Everybody maintains Halladay is healthy, other than the illness that got the best of him.
“We’ve just got to get him healthy so we can get him back on the mound,” Ruben Amaro Jr. said today at Champion Stadium, referring to Halladay’s sickness.
Understandably, there are many skeptics out there. Halladay struggled in 2012, fighting back and shoulder problems. He pronounced himself fit during a press conference in February. He looked pretty good in his first two Grapefruit League starts before seeing a drop in velocity in his third. His fourth start Tuesday raised red flags.
“Obviously we want to get him on the mound and get him his reps, but we can’t do anything about him being sick,” Amaro said.
Asked again if Halladay is healthy, Amaro said, “Yeah.
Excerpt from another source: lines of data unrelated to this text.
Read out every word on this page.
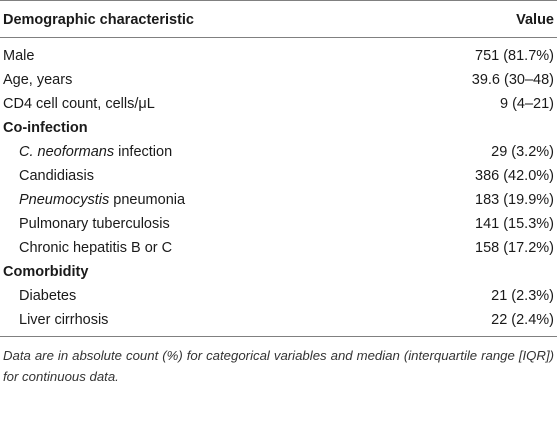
Demographic characteristic	Value
Male	751 (81.7%)
Age, years	39.6 (30–48)
CD4 cell count, cells/μL	9 (4–21)
Co-infection	
C. neoformans infection	29 (3.2%)
Candidiasis	386 (42.0%)
Pneumocystis pneumonia	183 (19.9%)
Pulmonary tuberculosis	141 (15.3%)
Chronic hepatitis B or C	158 (17.2%)
Comorbidity	
Diabetes	21 (2.3%)
Liver cirrhosis	22 (2.4%)

Data are in absolute count (%) for categorical variables and median (interquartile range [IQR]) for continuous data.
There is no indication that he’s suffering from any discomfort or anything like that. That’s good.”
Asked if he is confident Halladay can make 30-33 starts this season, he said, “I am. Listen, we’ll find out as he continues to pitch, but Doc’s confident and we’re confident in him. We’ll just have to see how it plays out. Right now we’re more concerned about him getting healthy so he can get back on the mound.”